El hecho ocurrió durante una exhibición en el sector de Bulevar Rose, donde el vehículo conocido como 'La Dragona', cuya conductora fue identificada como Sonia Vilma Segura, perdió el control en plena maniobra y terminó impactando contra el público. La lamentable situación dejó tres personas fallecidas, entre ellas menores de edad, y cerca de 40 heridas, lo que desató cuestionamientos sobre las condiciones del evento.
Evento de 'Monster Truck' en Popayán contaba con pólizas y permisos
Según información difundida por la Unidad Investigativa de El Tiempo, Sandoval Urbano tiene experiencia en este tipo de espectáculos y su empresa contaba con los permisos y pólizas exigidas por la alcaldía. El secretario de gobierno de esa ciudad, coronel (r.) Reynel Polanía Vargas, le aseguró al citado medio que la empresa organizadora estaba en regla. Además, Sandoval ya había promovido eventos similares en otras ciudades, incluyendo una exhibición en Cali en 2025.
El show en Popayán reunió a cientos de asistentes que pagaron entradas con distintos precios, en un evento que fue presentado como un plan familiar. Sin embargo, tras lo ocurrido, el organizador no ha dado declaraciones públicas y las autoridades intentan establecer su responsabilidad. Además del organizador, en el evento participaba la empresa Colombian Monster SAS, vinculada a la operación de los vehículos. Allí figura la conductora Sonia Segura, quien manejaba el camión involucrado en el accidente.

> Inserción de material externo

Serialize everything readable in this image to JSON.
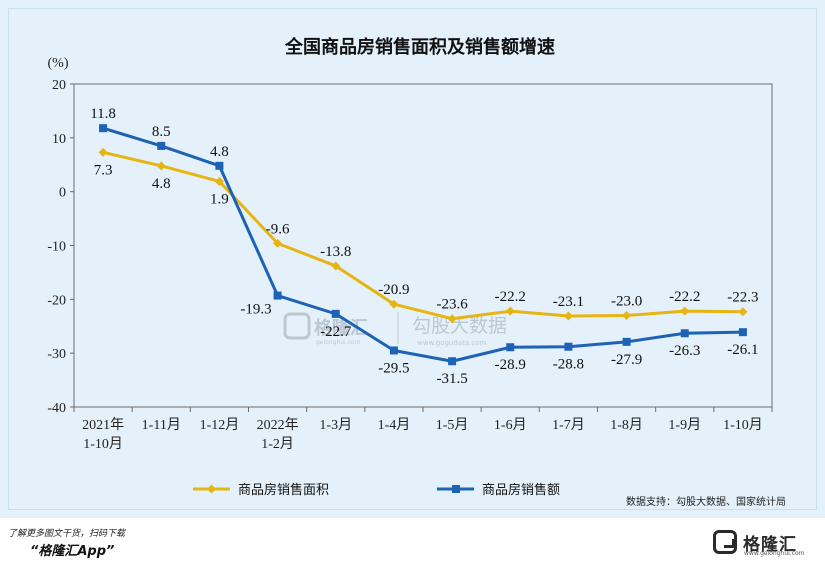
{
  "chart_data": {
    "type": "line",
    "title": "全国商品房销售面积及销售额增速",
    "ylabel": "(%)",
    "ylim": [
      -40,
      20
    ],
    "yticks": [
      20,
      10,
      0,
      -10,
      -20,
      -30,
      -40
    ],
    "categories": [
      [
        "2021年",
        "1-10月"
      ],
      [
        "1-11月"
      ],
      [
        "1-12月"
      ],
      [
        "2022年",
        "1-2月"
      ],
      [
        "1-3月"
      ],
      [
        "1-4月"
      ],
      [
        "1-5月"
      ],
      [
        "1-6月"
      ],
      [
        "1-7月"
      ],
      [
        "1-8月"
      ],
      [
        "1-9月"
      ],
      [
        "1-10月"
      ]
    ],
    "series": [
      {
        "name": "商品房销售面积",
        "color": "#e7b512",
        "marker": "diamond",
        "values": [
          7.3,
          4.8,
          1.9,
          -9.6,
          -13.8,
          -20.9,
          -23.6,
          -22.2,
          -23.1,
          -23.0,
          -22.2,
          -22.3
        ],
        "labels": [
          "7.3",
          "4.8",
          "1.9",
          "-9.6",
          "-13.8",
          "-20.9",
          "-23.6",
          "-22.2",
          "-23.1",
          "-23.0",
          "-22.2",
          "-22.3"
        ],
        "label_pos": [
          "below",
          "below",
          "below",
          "above",
          "above",
          "above",
          "above",
          "above",
          "above",
          "above",
          "above",
          "above"
        ]
      },
      {
        "name": "商品房销售额",
        "color": "#1e62b5",
        "marker": "square",
        "values": [
          11.8,
          8.5,
          4.8,
          -19.3,
          -22.7,
          -29.5,
          -31.5,
          -28.9,
          -28.8,
          -27.9,
          -26.3,
          -26.1
        ],
        "labels": [
          "11.8",
          "8.5",
          "4.8",
          "-19.3",
          "-22.7",
          "-29.5",
          "-31.5",
          "-28.9",
          "-28.8",
          "-27.9",
          "-26.3",
          "-26.1"
        ],
        "label_pos": [
          "above",
          "above",
          "above",
          "below-left",
          "below",
          "below",
          "below",
          "below",
          "below",
          "below",
          "below",
          "below"
        ]
      }
    ],
    "source": "数据支持：勾股大数据、国家统计局",
    "watermark": {
      "brand": "格隆汇",
      "brand_domain": "gelonghui.com",
      "data_brand": "勾股大数据",
      "data_domain": "www.gogudata.com"
    }
  },
  "footer": {
    "line1": "了解更多图文干货，扫码下载",
    "line2": "“格隆汇App”",
    "brand_name": "格隆汇",
    "brand_domain": "www.gelonghui.com"
  }
}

Posibles fallas en la organización del evento 'Monster Truck'
Con el paso de las horas, el foco dejó de estar solo en el accidente y empezó a centrarse en cómo se diseñó el evento. Aunque en redes se compartieron imágenes que hablaban de protocolos de seguridad, lo ocurrido abrió cuestionamientos sobre si esas medidas eran suficientes. Uno de los puntos más discutidos es la cercanía del público con la pista. Las barreras instaladas no parecían ofrecer una protección adecuada frente a vehículos de gran tamaño, especialmente en maniobras de alto riesgo como las que se realizaban durante el espectáculo.
Este detalle cobra relevancia si se compara con estándares internacionales. En otros países donde estos shows son habituales, el público suele mantenerse a mayor distancia, con estructuras de contención más robustas y zonas claramente delimitadas. A esto se suma el silencio de algunos de los involucrados. El organizador no respondió a los intentos de contacto, y desde el equipo vinculado a la operación del vehículo tampoco hubo pronunciamientos, lo que ha dejado más preguntas que respuestas. Por ahora, las dudas giran alrededor de la planeación del evento y de si las condiciones en las que se desarrolló eran las adecuadas para un espectáculo de este tipo.